Salah satu yang populer pada saat itu adalah Bioskop Senopati atau Senopati Theatre. Terletak di Jalan Panembahan Senopati, Kota Jogja, lokasinya kini sudah berubah rupa jadi Taman Pintar dan lapak jualan buku bernama Shopping Center.
Meskipun tinggal nama, kenangan para pengunjung setianya nyatanya masih membekas hingga hari ini.
Salah satunya Deni Respati (58), warga asli Jogja yang kini sudah berkeluarga dan tinggal di Magelang, Jawa Tengah.
Kepada saya, Deni mengaku kalau Bioskop Senopati sudah jadi rumah keduanya saat itu. Tempat ini menjadi lingkungan yang mengenalkannya pada “dunia kenakalan remaja saat itu”.
Kata dia, hampir semua laku nakalnya, seperti bolos sekolah, merokok, hingga perkenalannya dengan alkohol, berawal dari tempat ini.
“SMP-ku ‘kan dekat, kalau ke Senopati tinggal nyebrang, jadi enggak kehitung berapa kali bolos.

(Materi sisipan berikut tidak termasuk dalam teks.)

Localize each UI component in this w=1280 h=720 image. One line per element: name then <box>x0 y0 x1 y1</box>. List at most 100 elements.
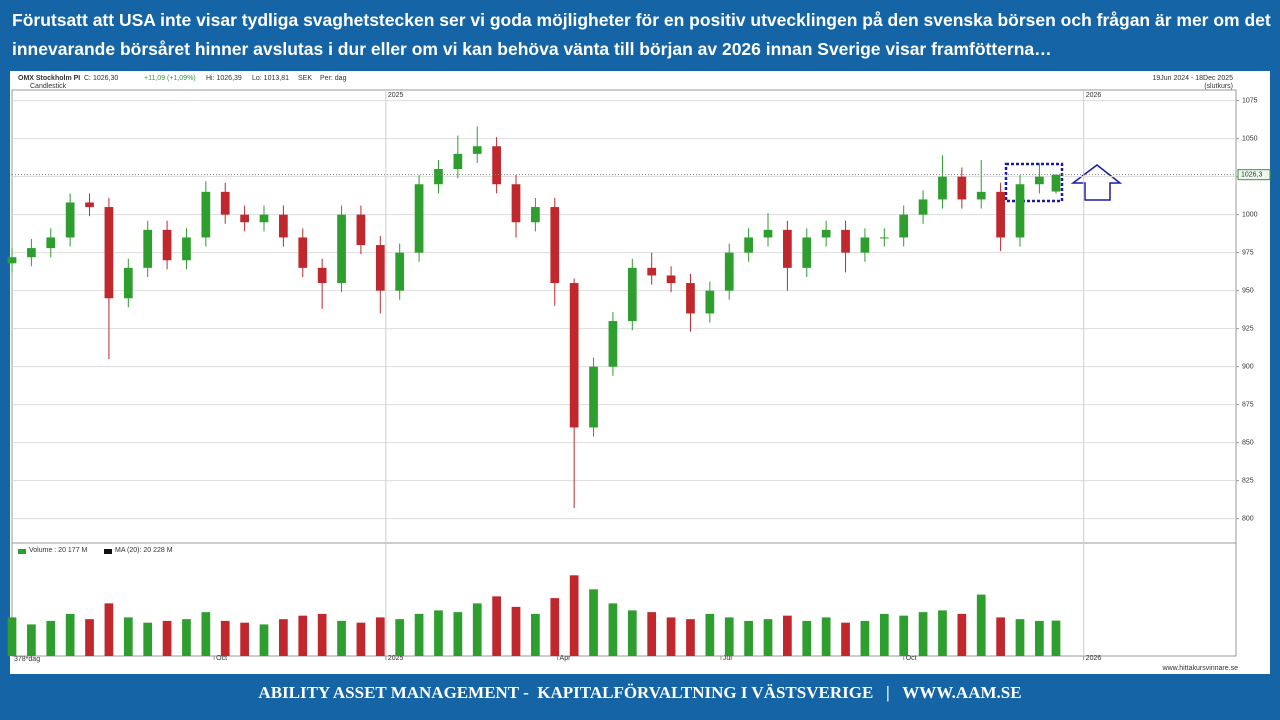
candle-body <box>317 267 327 284</box>
candle-body <box>143 229 153 268</box>
candle-body <box>531 207 540 223</box>
candle-body <box>453 153 463 170</box>
x-tick-label: 2026 <box>1086 655 1102 662</box>
ma-legend-swatch <box>104 549 112 554</box>
volume-bar <box>879 613 889 656</box>
volume-bar <box>337 620 346 656</box>
volume-bar <box>27 624 36 656</box>
candle-body <box>627 267 637 322</box>
y-tick-label: 900 <box>1242 364 1254 371</box>
last-price-label: 1026,3 <box>1241 172 1263 179</box>
volume-bar <box>414 613 424 656</box>
y-tick-label: 825 <box>1242 478 1254 485</box>
volume-bar <box>85 619 94 656</box>
volume-bar <box>589 589 598 656</box>
candle-body <box>298 237 308 268</box>
arrow <box>1070 164 1123 201</box>
volume-bar <box>375 617 385 656</box>
y-tick-label: 950 <box>1242 288 1254 295</box>
candle-body <box>976 191 986 200</box>
ma-legend: MA (20): 20 228 M <box>115 547 173 554</box>
candle-body <box>434 169 443 185</box>
candle-body <box>744 237 753 253</box>
change-info: +11,09 (+1,09%) <box>144 75 196 82</box>
volume-panel <box>11 542 1237 657</box>
volume-bar <box>259 624 269 656</box>
y-tick-label: 800 <box>1242 516 1254 523</box>
volume-bar <box>666 617 676 656</box>
volume-bar <box>434 610 443 656</box>
volume-bar <box>395 619 405 656</box>
year-label: 2026 <box>1086 92 1102 99</box>
volume-bar <box>976 594 986 656</box>
candle-body <box>1035 176 1044 185</box>
candle-body <box>647 267 657 276</box>
volume-bar <box>182 619 191 656</box>
volume-bar <box>317 613 327 656</box>
volume-bar <box>511 606 521 656</box>
volume-bar <box>123 617 133 656</box>
candle-body <box>85 202 94 208</box>
volume-legend-swatch <box>18 549 26 554</box>
candle-body <box>492 146 501 185</box>
x-tick-label: Jul <box>723 655 732 662</box>
volume-bar <box>492 596 501 656</box>
x-tick-label: Oct <box>906 655 917 662</box>
candle-body <box>608 321 618 367</box>
count-label: 378*dag <box>14 656 40 663</box>
volume-bar <box>860 620 870 656</box>
candle-body <box>724 252 734 291</box>
last-price-box <box>1237 169 1271 181</box>
candle-body <box>337 214 346 284</box>
volume-bar <box>7 617 17 656</box>
candle-body <box>259 214 269 223</box>
candle-body <box>104 207 114 299</box>
volume-bar <box>279 619 288 656</box>
volume-bar <box>1015 619 1025 656</box>
y-tick-label: 1075 <box>1242 97 1258 104</box>
x-tick-label: Apr <box>560 655 572 662</box>
volume-bar <box>938 610 947 656</box>
chart-background <box>10 71 1270 674</box>
candle-body <box>569 283 579 428</box>
x-tick-label: Oct <box>216 655 227 662</box>
volume-legend: Volume : 20 177 M <box>29 547 88 554</box>
candle-body <box>763 229 773 238</box>
y-tick-label: 875 <box>1242 402 1254 409</box>
volume-bar <box>899 615 909 656</box>
candle-body <box>821 229 831 238</box>
candle-body <box>1015 184 1025 238</box>
range-note: (slutkurs) <box>1204 83 1233 90</box>
candle-body <box>860 237 870 253</box>
candle-body <box>550 207 560 284</box>
highlight-box <box>1004 162 1064 203</box>
volume-bar <box>686 619 695 656</box>
candle-body <box>686 283 695 314</box>
candle-body <box>879 237 889 239</box>
range-info: 19Jun 2024 - 18Dec 2025 <box>1152 75 1233 82</box>
volume-bar <box>162 620 172 656</box>
style-info: Candlestick <box>30 83 67 90</box>
volume-bar <box>569 575 579 656</box>
chart-title: OMX Stockholm PI <box>18 75 80 82</box>
volume-bar <box>453 612 463 656</box>
volume-bar <box>996 617 1005 656</box>
currency-info: SEK <box>298 75 312 82</box>
period-info: Per: dag <box>320 75 347 82</box>
candle-body <box>123 267 133 299</box>
candle-body <box>841 229 850 253</box>
volume-bar <box>608 603 618 656</box>
candle-body <box>27 248 36 258</box>
candle-body <box>240 214 249 223</box>
volume-bar <box>240 622 249 656</box>
volume-bar <box>724 617 734 656</box>
year-label: 2025 <box>388 92 404 99</box>
candle-body <box>472 146 482 154</box>
volume-bar <box>744 620 753 656</box>
candle-body <box>802 237 812 268</box>
slide-title: Förutsatt att USA inte visar tydliga sva… <box>12 10 1271 59</box>
candle-body <box>375 245 385 291</box>
volume-bar <box>550 598 560 656</box>
candle-body <box>182 237 191 261</box>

Sekolah ‘tuh cuma kayak hari Senin, soalnya upacara, sisanya ya nongkrong di Senopati,” kata pria yang sekarang bekerja sebagai guru les vokal ini, Senin (14/8/2023) malam itu.
Kelompok anak kaya dan rakyat jelata
Dengan seksama, Deni berusaha memberi alasan mengapa Bioskop Senopati bisa jadi tongkrongan favorit muda-mudi Jogja pada masa itu.
Kalau kata Deni, yang pertama karena lokasinya strategis. Saat itu, Bioskop Senopati dekat dengan pusat keramaian, seperti pasar dan terminal bus antarkota. Jadi, tempat ini akan selalu ramai dan secara akses pun mudah dijangkau oleh masyarakat luas
Lalu, yang kedua, ada banyak wahana permainan yang ada di tempat ini. Tak hanya memutar film, di Lantai 2 juga tersedia wahana permainan Dingdong yang sangat ngetren pada saat itu.
Menurut penuturan Deni, saat sore hari kita bakal dengan mudah menjumpai remaja-remaja berseragam SMP dan SMA membanjiri Lantai 2.
“Tapi aku jarang main, sih. Soalnya sekali main [tarifnya] Rp150. Aku ‘kan rakyat jelata, mana mampu,” kata Deni dengan nada bercanda.
“Biasanya yang main anak-anak orang kaya saja,” lanjutnya.
Seperti diakui Deni, gedung Bioskop Senopati memang seolah menunjukkan kelas sosial seorang remaja kala itu. Kata dia, yang sering main di Lantai 2 pastilah anak-anak orang kaya.
Sementara yang cuma jalan-jalan di Lantai 1, seperti ia dan kawan-kawannya, adalah golongan yang ia sebut “rakyat jelata”.
“Lantai 1 satu dulu ada lapak kaset. Tapi karena enggak punya duit buat beli, kita seringnya cuman lihat-lihat aja. Syukur-syukur kalau ada kaset yang disetel, bisa ‘tuh dengerin musik gratis,” katanya.